Los cardenales, los que sabían, los que sabían y callaron son los cómplices más dolorosos de esta historia que lleva décadas y en las que la apuesta al transcurrir del tiempo no ha sido deliberada: Muchos apostaron a la prescripción de un crimen que ya tiene una condena social y que ahora espera, que en la misma dirección, haya una de la Justicia.

Los niños que sufrieron las vejaciones de Ilarraz hoy son hombres que llevan sobre su hombro y con entereza, una enorme cruz que se aliviana a la hora de luchar en contra de los abusos, de las estructuras y sobre todo, del silencio de los que guardan bajo siete llaves las miserias.

Puiggari, Karlic, Moulión son la tríada de una saga compleja que esta semana comenzó a desgajarse. Los testimonios, estremecedores, conmocionantes, suman historias de una tristeza medular que se consuela en el alivio de los que con valentía, hablan.

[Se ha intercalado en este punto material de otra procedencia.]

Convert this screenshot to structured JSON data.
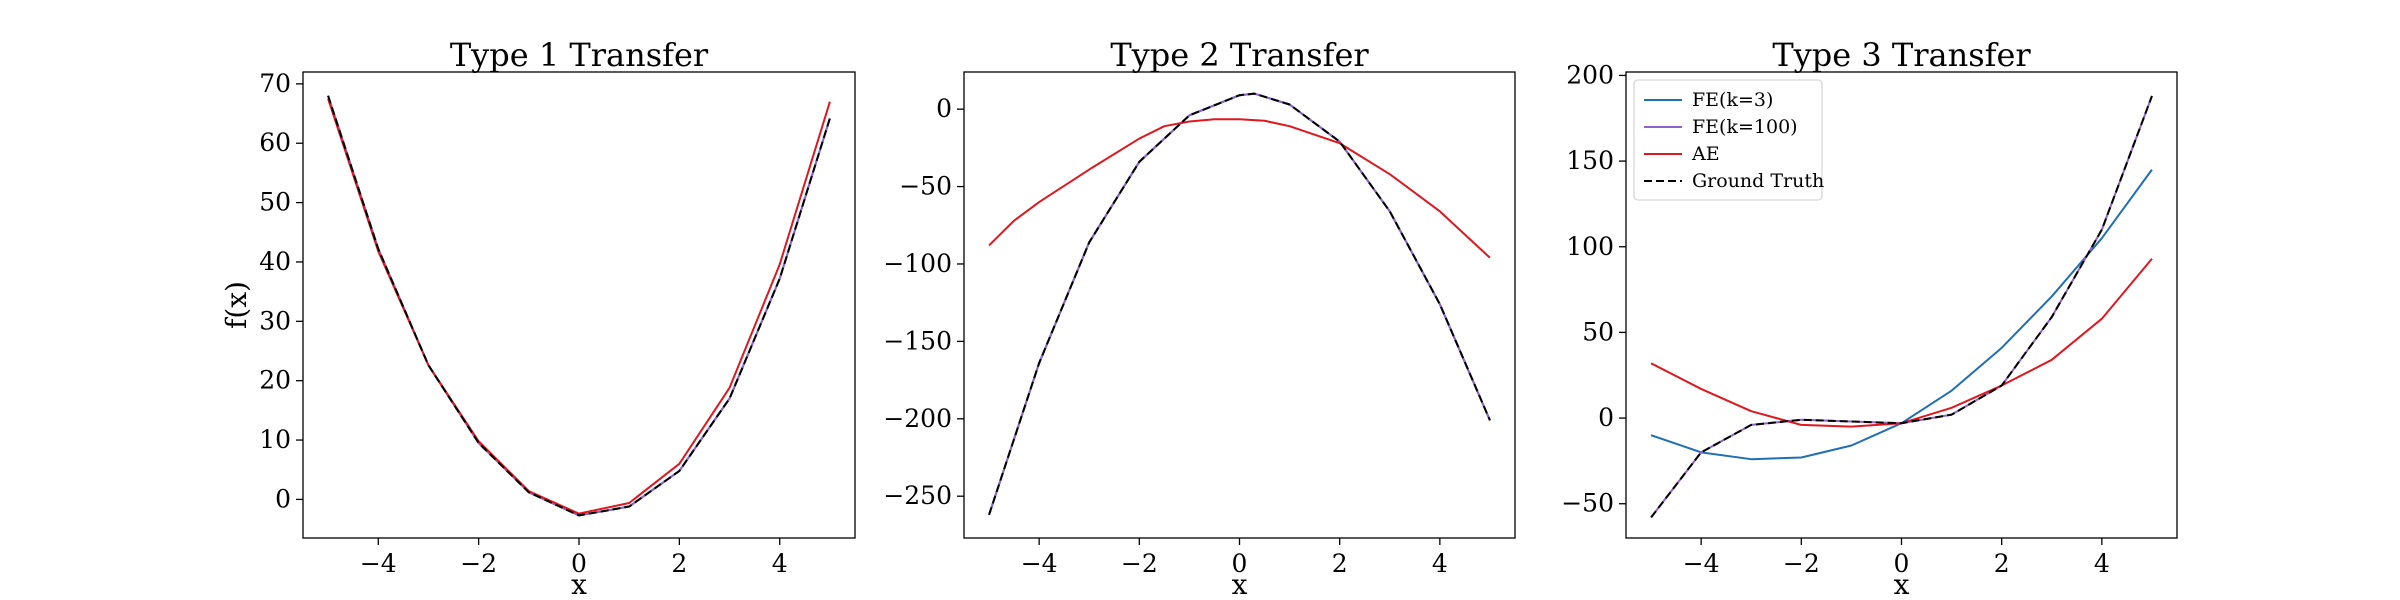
{
  "colors": {
    "fe_k3": "#1f6fb4",
    "fe_k100": "#8e63c9",
    "ae": "#e0171f",
    "truth": "#000000"
  },
  "chart_data": [
    {
      "type": "line",
      "title": "Type 1 Transfer",
      "xlabel": "x",
      "ylabel": "f(x)",
      "xlim": [
        -5.5,
        5.5
      ],
      "ylim": [
        -6.5,
        72
      ],
      "xticks": [
        -4,
        -2,
        0,
        2,
        4
      ],
      "xtick_labels": [
        "−4",
        "−2",
        "0",
        "2",
        "4"
      ],
      "yticks": [
        0,
        10,
        20,
        30,
        40,
        50,
        60,
        70
      ],
      "ytick_labels": [
        "0",
        "10",
        "20",
        "30",
        "40",
        "50",
        "60",
        "70"
      ],
      "grid": false,
      "series": [
        {
          "key": "fe_k3",
          "style": "solid",
          "x": [
            -5,
            -4,
            -3,
            -2,
            -1,
            0,
            1,
            2,
            3,
            4,
            5
          ],
          "y": [
            68,
            42.2,
            22.6,
            9.5,
            1.2,
            -2.7,
            -1.2,
            4.8,
            17,
            37.2,
            64.2
          ]
        },
        {
          "key": "fe_k100",
          "style": "solid",
          "x": [
            -5,
            -4,
            -3,
            -2,
            -1,
            0,
            1,
            2,
            3,
            4,
            5
          ],
          "y": [
            68,
            42.2,
            22.6,
            9.5,
            1.2,
            -2.7,
            -1.2,
            4.8,
            17,
            37.2,
            64.2
          ]
        },
        {
          "key": "ae",
          "style": "solid",
          "x": [
            -5,
            -4,
            -3,
            -2,
            -1,
            0,
            1,
            2,
            3,
            4,
            5
          ],
          "y": [
            67.5,
            41.8,
            22.6,
            9.8,
            1.4,
            -2.4,
            -0.6,
            6,
            18.8,
            39.6,
            67
          ]
        },
        {
          "key": "truth",
          "style": "dashed",
          "x": [
            -5,
            -4,
            -3,
            -2,
            -1,
            0,
            1,
            2,
            3,
            4,
            5
          ],
          "y": [
            68,
            42.2,
            22.6,
            9.5,
            1.2,
            -2.7,
            -1.2,
            4.8,
            17,
            37.2,
            64.2
          ]
        }
      ]
    },
    {
      "type": "line",
      "title": "Type 2 Transfer",
      "xlabel": "x",
      "ylabel": "",
      "xlim": [
        -5.5,
        5.5
      ],
      "ylim": [
        -277,
        24
      ],
      "xticks": [
        -4,
        -2,
        0,
        2,
        4
      ],
      "xtick_labels": [
        "−4",
        "−2",
        "0",
        "2",
        "4"
      ],
      "yticks": [
        0,
        -50,
        -100,
        -150,
        -200,
        -250
      ],
      "ytick_labels": [
        "0",
        "−50",
        "−100",
        "−150",
        "−200",
        "−250"
      ],
      "grid": false,
      "series": [
        {
          "key": "fe_k3",
          "style": "solid",
          "x": [
            -5,
            -4,
            -3,
            -2,
            -1,
            0,
            0.3,
            1,
            2,
            3,
            4,
            5
          ],
          "y": [
            -262,
            -164,
            -86,
            -34,
            -4,
            9,
            10,
            3,
            -21,
            -66,
            -126,
            -201
          ]
        },
        {
          "key": "fe_k100",
          "style": "solid",
          "x": [
            -5,
            -4,
            -3,
            -2,
            -1,
            0,
            0.3,
            1,
            2,
            3,
            4,
            5
          ],
          "y": [
            -262,
            -164,
            -86,
            -34,
            -4,
            9,
            10,
            3,
            -21,
            -66,
            -126,
            -201
          ]
        },
        {
          "key": "ae",
          "style": "solid",
          "x": [
            -5,
            -4.5,
            -4,
            -3,
            -2,
            -1.5,
            -1,
            -0.5,
            0,
            0.5,
            1,
            2,
            3,
            4,
            5
          ],
          "y": [
            -88,
            -72,
            -60,
            -39,
            -19,
            -11,
            -8,
            -6.5,
            -6.5,
            -7.5,
            -11,
            -22,
            -42,
            -66,
            -96
          ]
        },
        {
          "key": "truth",
          "style": "dashed",
          "x": [
            -5,
            -4,
            -3,
            -2,
            -1,
            0,
            0.3,
            1,
            2,
            3,
            4,
            5
          ],
          "y": [
            -262,
            -164,
            -86,
            -34,
            -4,
            9,
            10,
            3,
            -21,
            -66,
            -126,
            -201
          ]
        }
      ]
    },
    {
      "type": "line",
      "title": "Type 3 Transfer",
      "xlabel": "x",
      "ylabel": "",
      "xlim": [
        -5.5,
        5.5
      ],
      "ylim": [
        -70,
        202
      ],
      "xticks": [
        -4,
        -2,
        0,
        2,
        4
      ],
      "xtick_labels": [
        "−4",
        "−2",
        "0",
        "2",
        "4"
      ],
      "yticks": [
        -50,
        0,
        50,
        100,
        150,
        200
      ],
      "ytick_labels": [
        "−50",
        "0",
        "50",
        "100",
        "150",
        "200"
      ],
      "grid": false,
      "legend": {
        "placement": "upper left",
        "entries": [
          {
            "key": "fe_k3",
            "label": "FE(k=3)"
          },
          {
            "key": "fe_k100",
            "label": "FE(k=100)"
          },
          {
            "key": "ae",
            "label": "AE"
          },
          {
            "key": "truth",
            "label": "Ground Truth"
          }
        ]
      },
      "series": [
        {
          "key": "fe_k3",
          "style": "solid",
          "x": [
            -5,
            -4,
            -3,
            -2,
            -1,
            0,
            1,
            2,
            3,
            4,
            5
          ],
          "y": [
            -10,
            -20,
            -24,
            -23,
            -16,
            -3,
            16,
            41,
            71,
            105,
            145
          ]
        },
        {
          "key": "fe_k100",
          "style": "solid",
          "x": [
            -5,
            -4,
            -3,
            -2,
            -1,
            0,
            1,
            2,
            3,
            4,
            5
          ],
          "y": [
            -58,
            -20,
            -4,
            -1,
            -2,
            -3,
            2,
            19,
            59,
            110,
            188
          ]
        },
        {
          "key": "ae",
          "style": "solid",
          "x": [
            -5,
            -4,
            -3,
            -2,
            -1,
            0,
            1,
            2,
            3,
            4,
            5
          ],
          "y": [
            32,
            17,
            4,
            -4,
            -5,
            -3,
            6,
            19,
            34,
            58,
            93
          ]
        },
        {
          "key": "truth",
          "style": "dashed",
          "x": [
            -5,
            -4,
            -3,
            -2,
            -1,
            0,
            1,
            2,
            3,
            4,
            5
          ],
          "y": [
            -58,
            -20,
            -4,
            -1,
            -2,
            -3,
            2,
            19,
            59,
            110,
            188
          ]
        }
      ]
    }
  ]
}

Esos son los héroes de estos días, los que en medio de una puja por la igualdad, de una lucha por la inclusión y la tolerancia, en una pelea desigual contra un poder absoluto como el de la Iglesia, blanden la espada de la palabra para contar, ante la sociedad, con nombre y apellido, una historia que los tiene por víctimas.

Sobre la sentencia habrá dos bibliotecas. Sobre la historia de estos hechos, también. Pero de fondo se erguirá el heroico trazo de los que le pusieron voz al murmullo que se colaba por las camas del seminario y al que la cúpula eclesiástica hizo, durante años, oídos sordos.